Married Couple Share Most Bacteria, Say Researchers

Where do bacteria reign? In your doorknobs, light switches, floors, countertops- and about relationship.

Researchers have found that if you are married and have kids, you tend to share most of the microbial community, says a fascinating research and if you have pets, it changes the bacterial makeup with more plant and soil bacteria entering the house.

Microbiologist jack gilbert from us department of energy’s argonne national laboratory says, as people spend more and more time indoors, they wanted to map out the microbes that live in the homes.

As part of the home microbiome project, researchers followed seven families, which included 18 people, three dogs and one cat, over the course of six weeks.

During the research, the participants swabbed their hands, feet and noses daily to collect a sample of the microbial populations living in and on them. They also sampled surfaces in the house, including doorknobs, light switches, floors and countertops.

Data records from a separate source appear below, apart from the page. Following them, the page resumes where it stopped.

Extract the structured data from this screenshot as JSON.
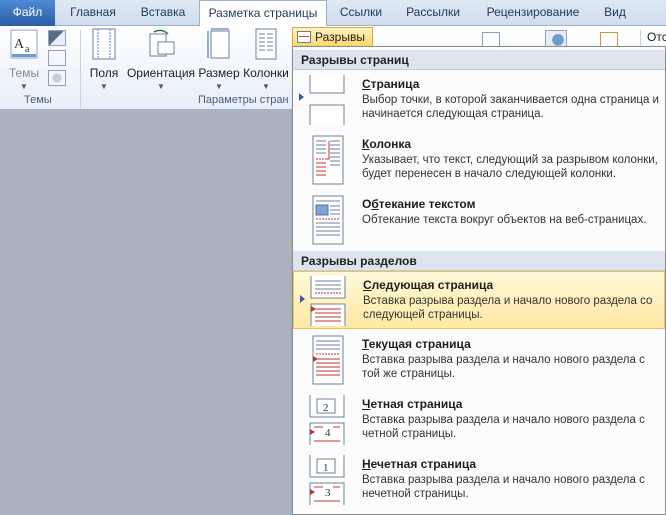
{
  "tabs": [
    {
      "label": "Файл"
    },
    {
      "label": "Главная"
    },
    {
      "label": "Вставка"
    },
    {
      "label": "Разметка страницы"
    },
    {
      "label": "Ссылки"
    },
    {
      "label": "Рассылки"
    },
    {
      "label": "Рецензирование"
    },
    {
      "label": "Вид"
    }
  ],
  "ribbon": {
    "themes_label": "Темы",
    "themes_group_label": "Темы",
    "margins_label": "Поля",
    "orientation_label": "Ориентация",
    "size_label": "Размер",
    "columns_label": "Колонки",
    "page_setup_group_label": "Параметры стран",
    "breaks_label": "Разрывы",
    "right_partial": "Отс"
  },
  "menu": {
    "page_breaks_header": "Разрывы страниц",
    "section_breaks_header": "Разрывы разделов",
    "items": [
      {
        "title_ul": "С",
        "title_rest": "траница",
        "desc": "Выбор точки, в которой заканчивается одна страница и начинается следующая страница."
      },
      {
        "title_ul": "К",
        "title_rest": "олонка",
        "desc": "Указывает, что текст, следующий за разрывом колонки, будет перенесен в начало следующей колонки."
      },
      {
        "title_pre": "О",
        "title_ul": "б",
        "title_rest": "текание текстом",
        "desc": "Обтекание текста вокруг объектов на веб-страницах."
      },
      {
        "title_ul": "С",
        "title_rest": "ледующая страница",
        "desc": "Вставка разрыва раздела и начало нового раздела со следующей страницы."
      },
      {
        "title_ul": "Т",
        "title_rest": "екущая страница",
        "desc": "Вставка разрыва раздела и начало нового раздела с той же страницы."
      },
      {
        "title_ul": "Ч",
        "title_rest": "етная страница",
        "desc": "Вставка разрыва раздела и начало нового раздела с четной страницы."
      },
      {
        "title_ul": "Н",
        "title_rest": "ечетная страница",
        "desc": "Вставка разрыва раздела и начало нового раздела с нечетной страницы."
      }
    ],
    "even_icon_numbers": [
      "2",
      "4"
    ],
    "odd_icon_numbers": [
      "1",
      "3"
    ]
  },
  "colors": {
    "accent": "#2a5ea8",
    "highlight": "#ffe9a3",
    "break_line": "#c03030"
  }
}
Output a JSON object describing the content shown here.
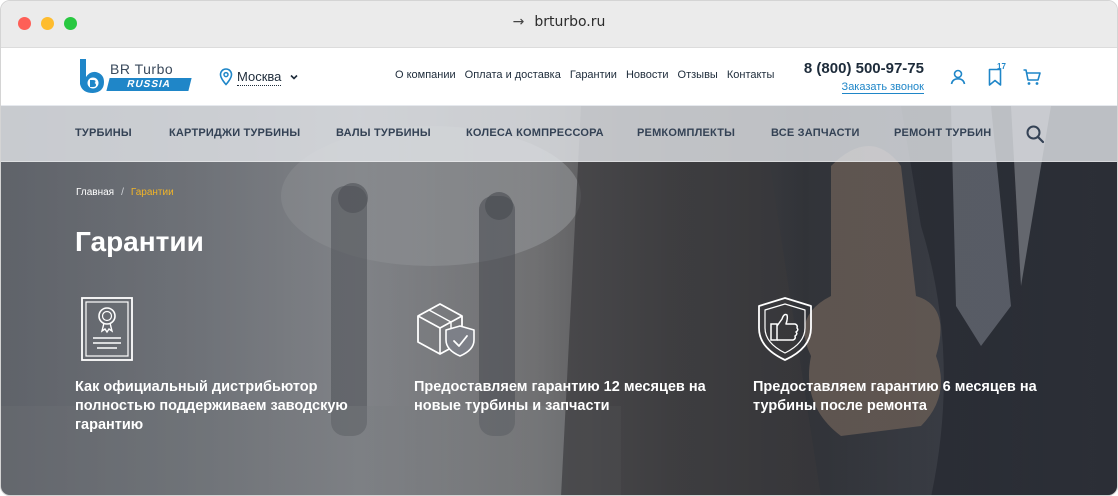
{
  "browser": {
    "url": "brturbo.ru"
  },
  "header": {
    "logo_text": "BR Turbo",
    "logo_sub": "RUSSIA",
    "city": "Москва",
    "top_nav": [
      "О компании",
      "Оплата и доставка",
      "Гарантии",
      "Новости",
      "Отзывы",
      "Контакты"
    ],
    "phone": "8 (800) 500-97-75",
    "callback_label": "Заказать звонок",
    "favorites_count": "17"
  },
  "main_nav": [
    "ТУРБИНЫ",
    "КАРТРИДЖИ ТУРБИНЫ",
    "ВАЛЫ ТУРБИНЫ",
    "КОЛЕСА КОМПРЕССОРА",
    "РЕМКОМПЛЕКТЫ",
    "ВСЕ ЗАПЧАСТИ",
    "РЕМОНТ ТУРБИН"
  ],
  "breadcrumb": {
    "home": "Главная",
    "separator": "/",
    "current": "Гарантии"
  },
  "page_title": "Гарантии",
  "features": [
    {
      "icon": "certificate-icon",
      "text": "Как официальный дистрибьютор полностью поддерживаем заводскую гарантию"
    },
    {
      "icon": "box-shield-icon",
      "text": "Предоставляем гарантию 12 месяцев на новые турбины и запчасти"
    },
    {
      "icon": "thumbs-up-shield-icon",
      "text": "Предоставляем гарантию 6 месяцев на турбины после ремонта"
    }
  ],
  "colors": {
    "accent": "#1f86c8",
    "breadcrumb_current": "#f0b429",
    "text_dark": "#1d2b3a"
  }
}
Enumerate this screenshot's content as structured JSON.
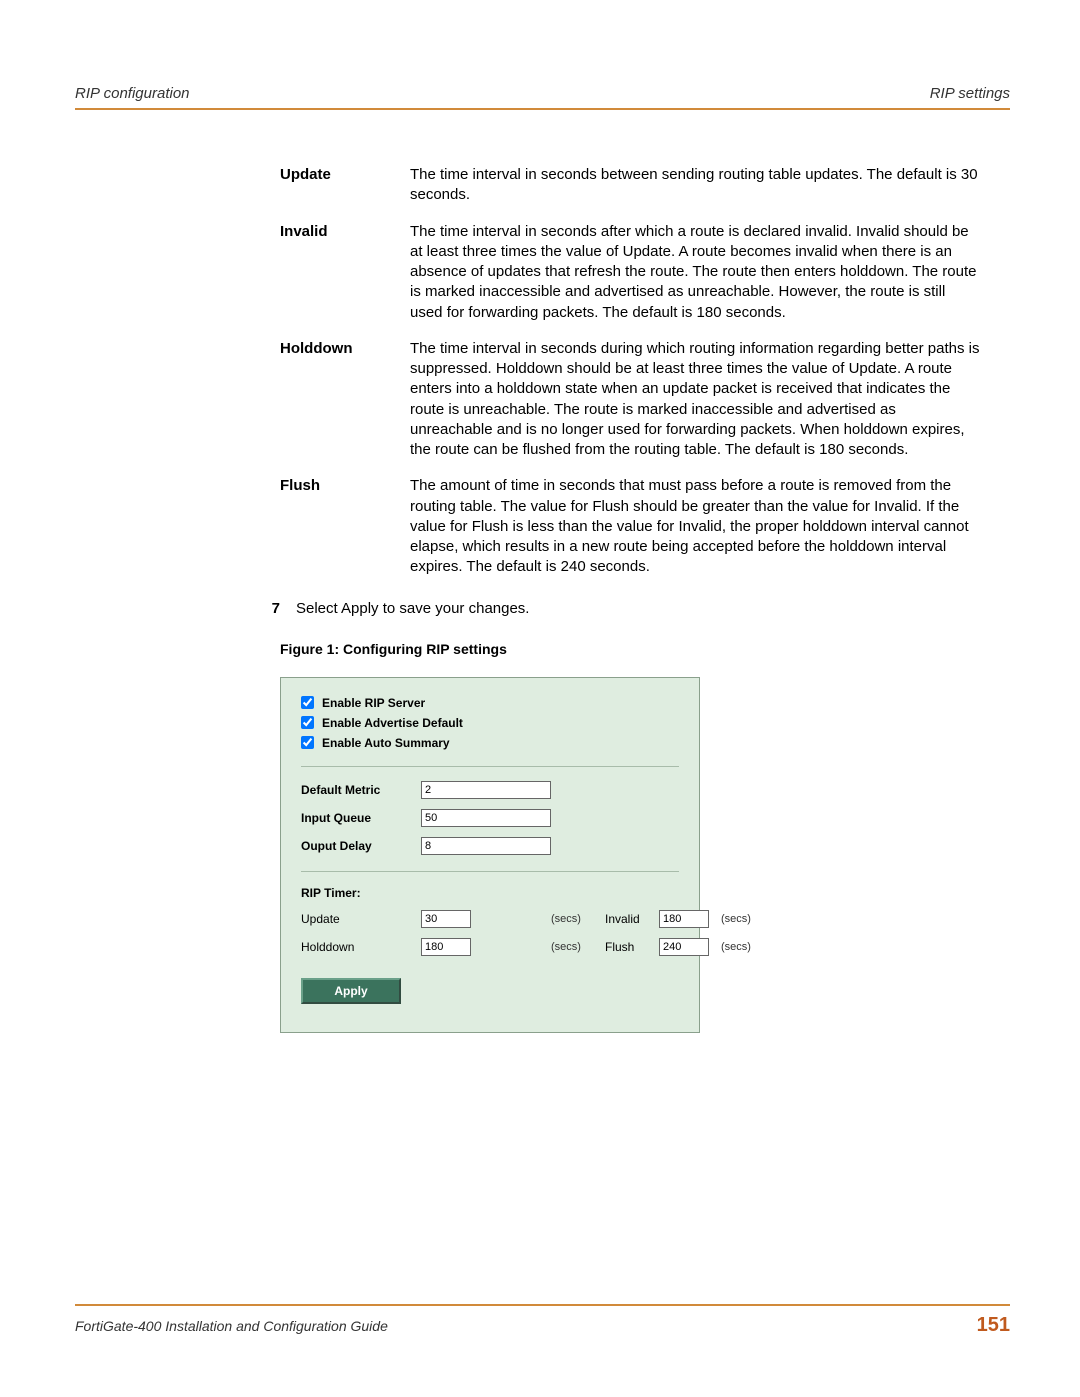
{
  "header": {
    "left": "RIP configuration",
    "right": "RIP settings"
  },
  "definitions": [
    {
      "term": "Update",
      "desc": "The time interval in seconds between sending routing table updates. The default is 30 seconds."
    },
    {
      "term": "Invalid",
      "desc": "The time interval in seconds after which a route is declared invalid. Invalid should be at least three times the value of Update. A route becomes invalid when there is an absence of updates that refresh the route. The route then enters holddown. The route is marked inaccessible and advertised as unreachable. However, the route is still used for forwarding packets. The default is 180 seconds."
    },
    {
      "term": "Holddown",
      "desc": "The time interval in seconds during which routing information regarding better paths is suppressed. Holddown should be at least three times the value of Update. A route enters into a holddown state when an update packet is received that indicates the route is unreachable. The route is marked inaccessible and advertised as unreachable and is no longer used for forwarding packets. When holddown expires, the route can be flushed from the routing table. The default is 180 seconds."
    },
    {
      "term": "Flush",
      "desc": "The amount of time in seconds that must pass before a route is removed from the routing table. The value for Flush should be greater than the value for Invalid. If the value for Flush is less than the value for Invalid, the proper holddown interval cannot elapse, which results in a new route being accepted before the holddown interval expires. The default is 240 seconds."
    }
  ],
  "step": {
    "num": "7",
    "text": "Select Apply to save your changes."
  },
  "figure_caption": "Figure 1:  Configuring RIP settings",
  "panel": {
    "checkboxes": [
      {
        "label": "Enable RIP Server",
        "checked": true
      },
      {
        "label": "Enable Advertise Default",
        "checked": true
      },
      {
        "label": "Enable Auto Summary",
        "checked": true
      }
    ],
    "fields": {
      "default_metric": {
        "label": "Default Metric",
        "value": "2"
      },
      "input_queue": {
        "label": "Input Queue",
        "value": "50"
      },
      "output_delay": {
        "label": "Ouput Delay",
        "value": "8"
      }
    },
    "timer_title": "RIP Timer:",
    "timers": {
      "update": {
        "label": "Update",
        "value": "30"
      },
      "invalid": {
        "label": "Invalid",
        "value": "180"
      },
      "holddown": {
        "label": "Holddown",
        "value": "180"
      },
      "flush": {
        "label": "Flush",
        "value": "240"
      }
    },
    "secs_label": "(secs)",
    "apply_label": "Apply"
  },
  "footer": {
    "title": "FortiGate-400 Installation and Configuration Guide",
    "page": "151"
  }
}
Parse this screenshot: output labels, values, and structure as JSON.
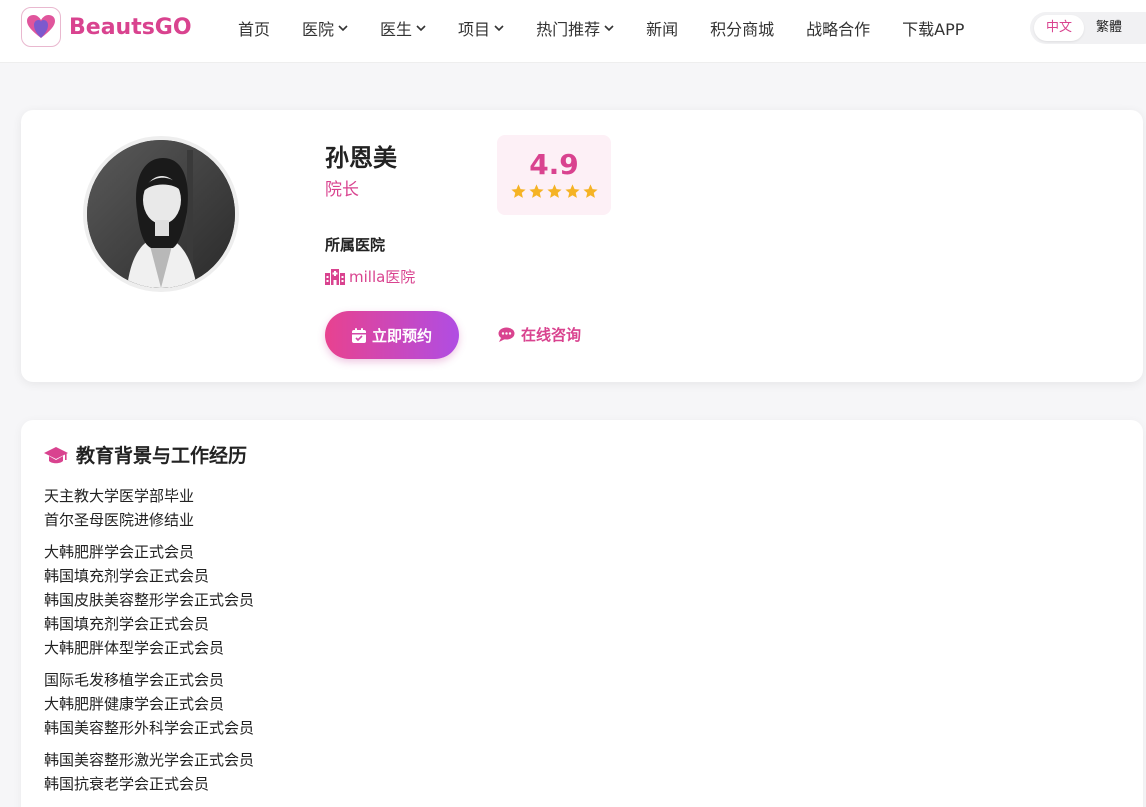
{
  "header": {
    "logo_text": "BeautsGO",
    "nav": [
      {
        "label": "首页",
        "dropdown": false
      },
      {
        "label": "医院",
        "dropdown": true
      },
      {
        "label": "医生",
        "dropdown": true
      },
      {
        "label": "项目",
        "dropdown": true
      },
      {
        "label": "热门推荐",
        "dropdown": true
      },
      {
        "label": "新闻",
        "dropdown": false
      },
      {
        "label": "积分商城",
        "dropdown": false
      },
      {
        "label": "战略合作",
        "dropdown": false
      },
      {
        "label": "下载APP",
        "dropdown": false
      }
    ],
    "lang": {
      "active": "中文",
      "other": "繁體"
    }
  },
  "profile": {
    "name": "孙恩美",
    "title": "院长",
    "rating": "4.9",
    "stars": 5,
    "hospital_label": "所属医院",
    "hospital_name": "milla医院",
    "book_label": "立即预约",
    "consult_label": "在线咨询"
  },
  "education": {
    "title": "教育背景与工作经历",
    "groups": [
      [
        "天主教大学医学部毕业",
        "首尔圣母医院进修结业"
      ],
      [
        "大韩肥胖学会正式会员",
        "韩国填充剂学会正式会员",
        "韩国皮肤美容整形学会正式会员",
        "韩国填充剂学会正式会员",
        "大韩肥胖体型学会正式会员"
      ],
      [
        "国际毛发移植学会正式会员",
        "大韩肥胖健康学会正式会员",
        "韩国美容整形外科学会正式会员"
      ],
      [
        "韩国美容整形激光学会正式会员",
        "韩国抗衰老学会正式会员"
      ]
    ]
  },
  "colors": {
    "brand": "#d9438f",
    "star": "#f5b325",
    "button_gradient_start": "#e8428f",
    "button_gradient_end": "#b04de3"
  },
  "icons": [
    "logo-heart-icon",
    "chevron-down-icon",
    "star-icon",
    "hospital-icon",
    "calendar-icon",
    "chat-icon",
    "graduation-cap-icon"
  ]
}
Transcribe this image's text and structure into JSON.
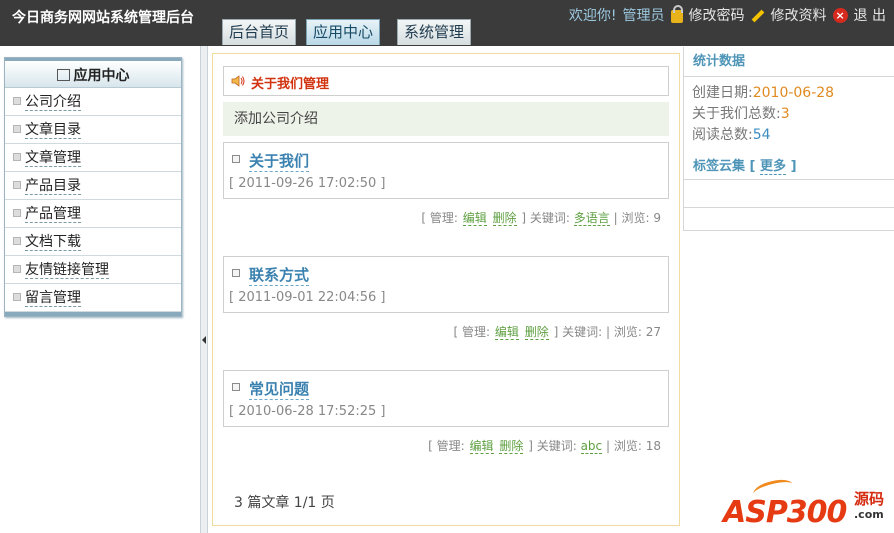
{
  "header": {
    "site_title": "今日商务网网站系统管理后台",
    "nav_tabs": [
      {
        "label": "后台首页",
        "active": false
      },
      {
        "label": "应用中心",
        "active": true
      },
      {
        "label": "系统管理",
        "active": false
      }
    ],
    "welcome": "欢迎你!",
    "username": "管理员",
    "change_password": "修改密码",
    "edit_profile": "修改资料",
    "logout": "退 出"
  },
  "sidebar": {
    "title": "应用中心",
    "items": [
      {
        "label": "公司介绍"
      },
      {
        "label": "文章目录"
      },
      {
        "label": "文章管理"
      },
      {
        "label": "产品目录"
      },
      {
        "label": "产品管理"
      },
      {
        "label": "文档下载"
      },
      {
        "label": "友情链接管理"
      },
      {
        "label": "留言管理"
      }
    ]
  },
  "main": {
    "title": "关于我们管理",
    "add_link": "添加公司介绍",
    "meta_labels": {
      "open": "[",
      "manage": "管理:",
      "edit": "编辑",
      "delete": "删除",
      "keywords": "] 关键词:",
      "views": "| 浏览:"
    },
    "articles": [
      {
        "title": "关于我们",
        "date": "[ 2011-09-26 17:02:50 ]",
        "keyword": "多语言",
        "views": "9"
      },
      {
        "title": "联系方式",
        "date": "[ 2011-09-01 22:04:56 ]",
        "keyword": "",
        "views": "27"
      },
      {
        "title": "常见问题",
        "date": "[ 2010-06-28 17:52:25 ]",
        "keyword": "abc",
        "views": "18"
      }
    ],
    "pager": "3 篇文章  1/1 页"
  },
  "stats": {
    "title": "统计数据",
    "created_label": "创建日期:",
    "created_value": "2010-06-28",
    "total_label": "关于我们总数:",
    "total_value": "3",
    "views_label": "阅读总数:",
    "views_value": "54"
  },
  "tags": {
    "title": "标签云集",
    "more_open": "[",
    "more": "更多",
    "more_close": "]"
  },
  "watermark": {
    "brand": "ASP300",
    "suffix": "源码",
    "domain": ".com"
  },
  "colors": {
    "header_bg": "#3b3b3b",
    "link_blue": "#3b82b0",
    "action_green": "#5ea041",
    "title_red": "#d1330f"
  }
}
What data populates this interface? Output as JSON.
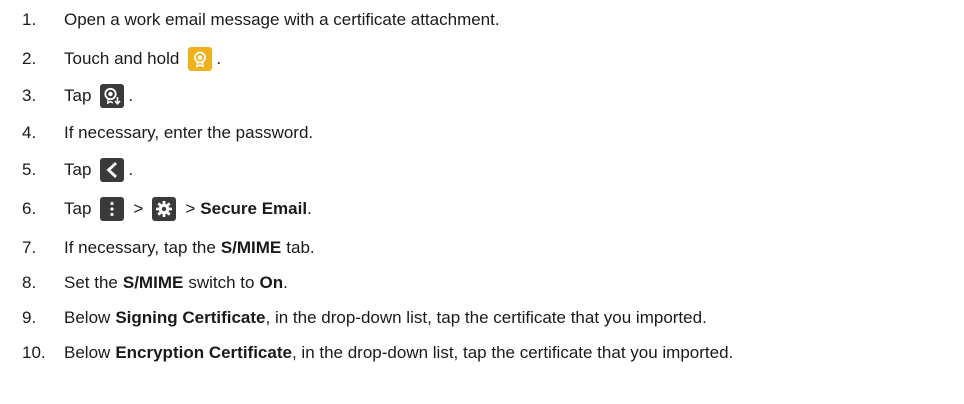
{
  "steps": [
    {
      "num": "1.",
      "text": "Open a work email message with a certificate attachment."
    },
    {
      "num": "2.",
      "pre": "Touch and hold",
      "post": ".",
      "icon": "certificate-icon"
    },
    {
      "num": "3.",
      "pre": "Tap",
      "post": ".",
      "icon": "import-certificate-icon"
    },
    {
      "num": "4.",
      "text": "If necessary, enter the password."
    },
    {
      "num": "5.",
      "pre": "Tap",
      "post": ".",
      "icon": "back-arrow-icon"
    },
    {
      "num": "6.",
      "pre": "Tap",
      "sep1": ">",
      "sep2": ">",
      "bold": "Secure Email",
      "post": ".",
      "icon1": "menu-more-icon",
      "icon2": "settings-gear-icon"
    },
    {
      "num": "7.",
      "pre": "If necessary, tap the",
      "bold": "S/MIME",
      "post": "tab."
    },
    {
      "num": "8.",
      "pre": "Set the",
      "bold": "S/MIME",
      "mid": "switch to",
      "bold2": "On",
      "post": "."
    },
    {
      "num": "9.",
      "pre": "Below",
      "bold": "Signing Certificate",
      "post": ", in the drop-down list, tap the certificate that you imported."
    },
    {
      "num": "10.",
      "pre": "Below",
      "bold": "Encryption Certificate",
      "post": ", in the drop-down list, tap the certificate that you imported."
    }
  ],
  "colors": {
    "cert_icon_bg": "#f0b11b",
    "dark_icon_bg": "#3a3a3a",
    "text": "#1a1a1a"
  }
}
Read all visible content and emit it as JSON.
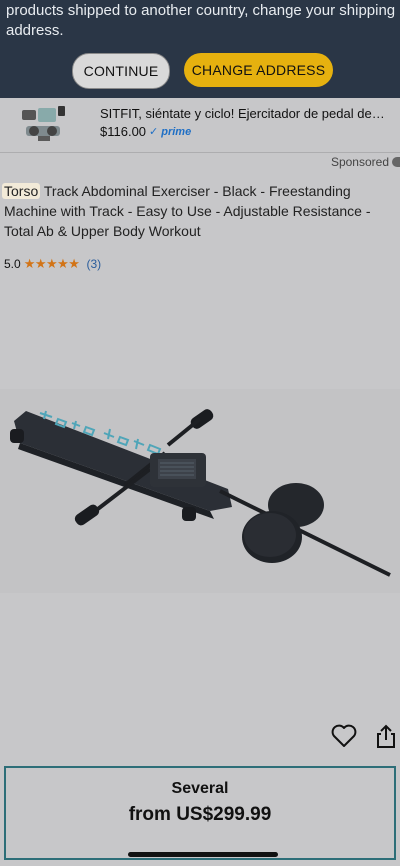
{
  "banner": {
    "message": "products shipped to another country, change your shipping address.",
    "continue_label": "CONTINUE",
    "change_address_label": "CHANGE ADDRESS"
  },
  "strip": {
    "title": "SITFIT, siéntate y ciclo! Ejercitador de pedal de pie…",
    "price": "$116.00",
    "prime": "prime"
  },
  "listing": {
    "sponsored": "Sponsored",
    "title_highlight": "Torso",
    "title_rest": " Track Abdominal Exerciser - Black - Freestanding Machine with Track - Easy to Use - Adjustable Resistance - Total Ab & Upper Body Workout",
    "rating_value": "5.0",
    "stars": "★★★★★",
    "review_count": "(3)"
  },
  "price_box": {
    "several": "Several",
    "from": "from US$299.99"
  },
  "colors": {
    "banner_bg": "#2a3646",
    "change_address_bg": "#e6b10f",
    "price_border": "#2d6e78",
    "star": "#d27417",
    "prime": "#1f6fc5"
  }
}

In one home where two of the three occupants were in a relationship with one another, the couple shared many more microbes.

Married couples and their young children also shared most of their microbial community.
Within a household, hands were the most likely to have similar microbes while noses showed more individual variation.

The research also suggests that when a person (and their microbes) leaves a house, the microbial community shifts noticeably in a matter of days.

Gilbert emphasized that it is quite possible that they were routinely exposed to harmful bacteria but it only causes diseases.